Per lei cosa ha significato Israele?
«Per noi sopravvissuti, che non avevamo più niente alle spalle, è stato un rifugio, l’unico possibile. Ma per chi già viveva qui, era difficile accettarci, noi, le vittime. Allora era un paese eroico, ideologico, idealista, socialista. Capirci era quasi impossibile».
La Shoah o è al centro dei suoi romanzi.
Molti altri hanno invece scritto le loro testimonianze, che lei non considera letteratura. E Primo Levi o Kertesz?

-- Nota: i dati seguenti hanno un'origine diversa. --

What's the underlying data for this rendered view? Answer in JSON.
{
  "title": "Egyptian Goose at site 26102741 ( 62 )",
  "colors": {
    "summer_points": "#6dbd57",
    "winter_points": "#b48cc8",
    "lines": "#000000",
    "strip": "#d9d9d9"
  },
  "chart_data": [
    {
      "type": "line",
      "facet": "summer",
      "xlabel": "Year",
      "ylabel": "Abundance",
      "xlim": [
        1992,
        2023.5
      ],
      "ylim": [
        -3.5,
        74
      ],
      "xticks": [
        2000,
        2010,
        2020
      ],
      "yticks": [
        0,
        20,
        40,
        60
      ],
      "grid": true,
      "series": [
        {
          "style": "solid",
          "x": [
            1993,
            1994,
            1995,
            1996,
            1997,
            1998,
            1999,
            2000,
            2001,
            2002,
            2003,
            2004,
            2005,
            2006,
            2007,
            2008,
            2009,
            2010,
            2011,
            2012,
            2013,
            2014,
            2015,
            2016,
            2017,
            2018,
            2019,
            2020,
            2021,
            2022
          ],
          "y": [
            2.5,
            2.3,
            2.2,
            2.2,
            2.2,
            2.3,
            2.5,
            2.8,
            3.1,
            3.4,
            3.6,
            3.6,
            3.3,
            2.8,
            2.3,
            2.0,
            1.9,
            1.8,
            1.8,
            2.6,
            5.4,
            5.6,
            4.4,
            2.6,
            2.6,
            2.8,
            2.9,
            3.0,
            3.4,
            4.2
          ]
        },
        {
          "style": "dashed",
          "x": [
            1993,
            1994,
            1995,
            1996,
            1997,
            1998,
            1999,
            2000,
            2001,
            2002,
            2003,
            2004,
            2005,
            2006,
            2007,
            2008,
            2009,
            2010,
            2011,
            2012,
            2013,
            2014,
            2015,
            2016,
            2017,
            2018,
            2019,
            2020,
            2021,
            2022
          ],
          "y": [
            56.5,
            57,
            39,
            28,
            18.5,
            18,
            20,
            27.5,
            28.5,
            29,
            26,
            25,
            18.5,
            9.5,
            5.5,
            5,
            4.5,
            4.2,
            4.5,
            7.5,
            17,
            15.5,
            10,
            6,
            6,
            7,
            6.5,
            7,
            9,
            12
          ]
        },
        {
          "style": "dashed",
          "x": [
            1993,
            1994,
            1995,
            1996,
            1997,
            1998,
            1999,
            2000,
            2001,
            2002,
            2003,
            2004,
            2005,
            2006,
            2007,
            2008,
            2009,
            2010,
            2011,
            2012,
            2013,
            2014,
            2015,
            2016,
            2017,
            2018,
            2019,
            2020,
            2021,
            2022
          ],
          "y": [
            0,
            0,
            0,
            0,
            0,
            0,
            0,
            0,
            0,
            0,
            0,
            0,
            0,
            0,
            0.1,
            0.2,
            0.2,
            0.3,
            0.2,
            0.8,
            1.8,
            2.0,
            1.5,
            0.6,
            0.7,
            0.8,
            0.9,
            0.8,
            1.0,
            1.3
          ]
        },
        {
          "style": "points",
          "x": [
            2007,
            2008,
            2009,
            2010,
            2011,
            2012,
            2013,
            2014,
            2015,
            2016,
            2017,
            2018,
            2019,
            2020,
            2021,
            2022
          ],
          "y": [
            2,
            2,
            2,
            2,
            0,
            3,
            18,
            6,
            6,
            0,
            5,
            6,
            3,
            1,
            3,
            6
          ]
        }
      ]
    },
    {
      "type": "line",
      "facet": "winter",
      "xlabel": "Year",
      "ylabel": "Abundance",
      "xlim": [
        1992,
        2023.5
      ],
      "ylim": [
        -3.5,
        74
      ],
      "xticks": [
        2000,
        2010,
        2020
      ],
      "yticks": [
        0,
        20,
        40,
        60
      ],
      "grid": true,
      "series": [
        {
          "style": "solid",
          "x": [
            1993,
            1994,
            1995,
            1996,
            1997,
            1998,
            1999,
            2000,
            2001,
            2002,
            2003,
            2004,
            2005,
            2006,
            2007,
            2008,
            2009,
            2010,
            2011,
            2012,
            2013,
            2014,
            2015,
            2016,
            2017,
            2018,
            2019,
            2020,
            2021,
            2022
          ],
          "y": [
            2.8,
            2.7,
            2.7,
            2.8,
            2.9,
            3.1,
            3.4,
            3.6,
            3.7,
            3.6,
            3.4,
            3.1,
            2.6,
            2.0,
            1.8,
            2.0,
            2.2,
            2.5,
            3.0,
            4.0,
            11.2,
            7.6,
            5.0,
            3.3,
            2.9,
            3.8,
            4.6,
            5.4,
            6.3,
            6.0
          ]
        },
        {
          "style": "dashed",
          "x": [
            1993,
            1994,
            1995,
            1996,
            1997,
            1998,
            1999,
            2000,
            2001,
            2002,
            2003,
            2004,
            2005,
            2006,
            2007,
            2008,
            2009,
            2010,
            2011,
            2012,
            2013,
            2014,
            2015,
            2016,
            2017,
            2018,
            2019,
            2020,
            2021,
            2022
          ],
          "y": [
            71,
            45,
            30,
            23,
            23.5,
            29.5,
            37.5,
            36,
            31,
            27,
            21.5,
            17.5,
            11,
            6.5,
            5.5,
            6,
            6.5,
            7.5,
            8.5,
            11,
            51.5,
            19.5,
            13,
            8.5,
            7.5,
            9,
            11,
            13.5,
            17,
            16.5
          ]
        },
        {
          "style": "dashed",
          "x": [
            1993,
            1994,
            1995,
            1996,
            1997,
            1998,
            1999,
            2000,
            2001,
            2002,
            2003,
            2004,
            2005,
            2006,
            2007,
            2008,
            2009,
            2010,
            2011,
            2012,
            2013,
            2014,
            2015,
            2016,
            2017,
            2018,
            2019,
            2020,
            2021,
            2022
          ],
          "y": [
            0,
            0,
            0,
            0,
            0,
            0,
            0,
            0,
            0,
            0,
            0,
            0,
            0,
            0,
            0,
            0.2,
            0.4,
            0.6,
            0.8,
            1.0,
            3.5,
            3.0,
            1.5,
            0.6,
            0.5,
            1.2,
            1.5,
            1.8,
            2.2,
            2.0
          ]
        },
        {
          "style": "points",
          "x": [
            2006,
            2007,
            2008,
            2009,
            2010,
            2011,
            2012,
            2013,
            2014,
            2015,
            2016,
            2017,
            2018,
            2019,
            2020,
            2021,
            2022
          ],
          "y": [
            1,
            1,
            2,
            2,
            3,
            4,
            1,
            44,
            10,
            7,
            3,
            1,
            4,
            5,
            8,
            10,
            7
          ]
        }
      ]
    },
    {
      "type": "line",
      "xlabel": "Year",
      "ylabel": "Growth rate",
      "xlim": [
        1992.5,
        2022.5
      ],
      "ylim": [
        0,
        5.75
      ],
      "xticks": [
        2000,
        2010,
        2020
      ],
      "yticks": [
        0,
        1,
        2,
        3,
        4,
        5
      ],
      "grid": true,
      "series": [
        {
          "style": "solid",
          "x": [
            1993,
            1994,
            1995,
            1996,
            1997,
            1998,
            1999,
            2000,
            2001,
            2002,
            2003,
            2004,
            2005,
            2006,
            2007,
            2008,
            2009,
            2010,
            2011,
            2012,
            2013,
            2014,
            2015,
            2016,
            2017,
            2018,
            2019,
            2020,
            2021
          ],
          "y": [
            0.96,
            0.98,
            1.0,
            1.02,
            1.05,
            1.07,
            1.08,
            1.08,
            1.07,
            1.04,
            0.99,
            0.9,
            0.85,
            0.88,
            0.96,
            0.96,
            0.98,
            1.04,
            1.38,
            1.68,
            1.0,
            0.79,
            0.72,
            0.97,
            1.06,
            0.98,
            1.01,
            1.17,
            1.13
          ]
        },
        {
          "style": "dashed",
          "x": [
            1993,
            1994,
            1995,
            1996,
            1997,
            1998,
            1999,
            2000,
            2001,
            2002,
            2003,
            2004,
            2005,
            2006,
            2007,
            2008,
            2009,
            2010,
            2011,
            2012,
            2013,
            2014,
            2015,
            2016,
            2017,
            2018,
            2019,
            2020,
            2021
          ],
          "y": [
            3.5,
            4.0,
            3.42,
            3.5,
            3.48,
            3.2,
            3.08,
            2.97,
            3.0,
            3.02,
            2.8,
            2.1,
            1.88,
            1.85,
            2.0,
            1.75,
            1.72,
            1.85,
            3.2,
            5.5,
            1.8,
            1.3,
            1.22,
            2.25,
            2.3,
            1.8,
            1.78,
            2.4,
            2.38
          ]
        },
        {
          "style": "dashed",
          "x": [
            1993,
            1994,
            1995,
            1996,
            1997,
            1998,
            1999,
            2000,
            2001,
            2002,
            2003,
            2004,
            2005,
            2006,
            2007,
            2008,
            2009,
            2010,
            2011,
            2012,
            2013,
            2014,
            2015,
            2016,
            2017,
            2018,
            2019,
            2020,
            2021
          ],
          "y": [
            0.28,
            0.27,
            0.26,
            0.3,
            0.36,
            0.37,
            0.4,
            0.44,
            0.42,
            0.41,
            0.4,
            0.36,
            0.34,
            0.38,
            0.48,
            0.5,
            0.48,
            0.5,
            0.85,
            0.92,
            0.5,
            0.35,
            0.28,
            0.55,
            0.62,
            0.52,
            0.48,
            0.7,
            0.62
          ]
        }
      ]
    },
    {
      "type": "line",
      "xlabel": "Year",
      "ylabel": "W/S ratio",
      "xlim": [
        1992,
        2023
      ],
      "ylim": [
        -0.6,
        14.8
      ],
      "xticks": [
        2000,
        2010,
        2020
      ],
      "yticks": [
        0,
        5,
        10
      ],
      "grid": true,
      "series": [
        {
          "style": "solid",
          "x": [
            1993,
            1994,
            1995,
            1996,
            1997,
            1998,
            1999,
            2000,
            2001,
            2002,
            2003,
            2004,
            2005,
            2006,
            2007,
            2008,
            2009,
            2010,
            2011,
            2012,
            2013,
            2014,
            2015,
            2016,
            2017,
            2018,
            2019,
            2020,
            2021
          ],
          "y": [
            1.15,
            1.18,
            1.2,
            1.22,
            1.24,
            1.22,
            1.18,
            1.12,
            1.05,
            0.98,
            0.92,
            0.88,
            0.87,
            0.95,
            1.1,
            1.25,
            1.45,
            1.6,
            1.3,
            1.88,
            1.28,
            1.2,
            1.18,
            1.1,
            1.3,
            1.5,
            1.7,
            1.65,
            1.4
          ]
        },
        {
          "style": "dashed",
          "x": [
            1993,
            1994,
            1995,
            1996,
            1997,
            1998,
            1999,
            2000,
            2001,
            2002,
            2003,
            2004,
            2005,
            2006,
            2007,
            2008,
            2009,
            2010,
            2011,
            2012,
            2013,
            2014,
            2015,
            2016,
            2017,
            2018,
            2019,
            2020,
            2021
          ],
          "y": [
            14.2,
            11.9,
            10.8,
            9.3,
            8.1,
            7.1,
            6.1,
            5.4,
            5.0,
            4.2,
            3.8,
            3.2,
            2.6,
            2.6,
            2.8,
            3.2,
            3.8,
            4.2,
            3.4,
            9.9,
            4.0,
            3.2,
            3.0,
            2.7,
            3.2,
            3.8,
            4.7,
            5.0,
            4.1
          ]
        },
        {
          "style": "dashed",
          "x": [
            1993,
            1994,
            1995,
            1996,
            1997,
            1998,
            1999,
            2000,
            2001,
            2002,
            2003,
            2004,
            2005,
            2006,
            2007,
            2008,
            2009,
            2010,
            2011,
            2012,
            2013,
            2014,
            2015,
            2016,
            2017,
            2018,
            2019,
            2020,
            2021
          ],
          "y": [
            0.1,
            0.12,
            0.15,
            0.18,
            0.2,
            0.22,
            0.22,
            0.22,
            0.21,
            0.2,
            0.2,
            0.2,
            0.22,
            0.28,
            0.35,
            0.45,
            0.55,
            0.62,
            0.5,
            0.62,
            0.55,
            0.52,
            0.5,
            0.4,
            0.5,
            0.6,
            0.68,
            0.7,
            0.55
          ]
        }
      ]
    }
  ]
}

«I testimoni raccontano la parte esterna dei fatti. Il mio amico Kertesz, il mio amico Levi, hanno lottato per scrivere letteratura, ma l’esperienza era così tragica da non poterne scalfire la concretezza. Con la loro intelligenza l’hanno resa universale, ma le loro sono testimonianze, non arte. Anche la Storia con i suoi numeri, i suoi fatti, ti fa cogliere il passato, ma non ti fa sentire il cuore di ognuno, non ti fa entrare contemporaneamente nel suo passato, presente, futuro, non ti fa comprendere cosa gli sia successo come persona, nel tempo».
Cosa pensa del nuovo terrorismo islamista? Ha paura per sé, per i suoi figli?
«Ho paura, ho la percezione della barbarie. Mi fa quasi sorridere che l’Occidente non si accorga del ritorno dei barbari e trovi invece il tempo e la voglia di condannare Israele».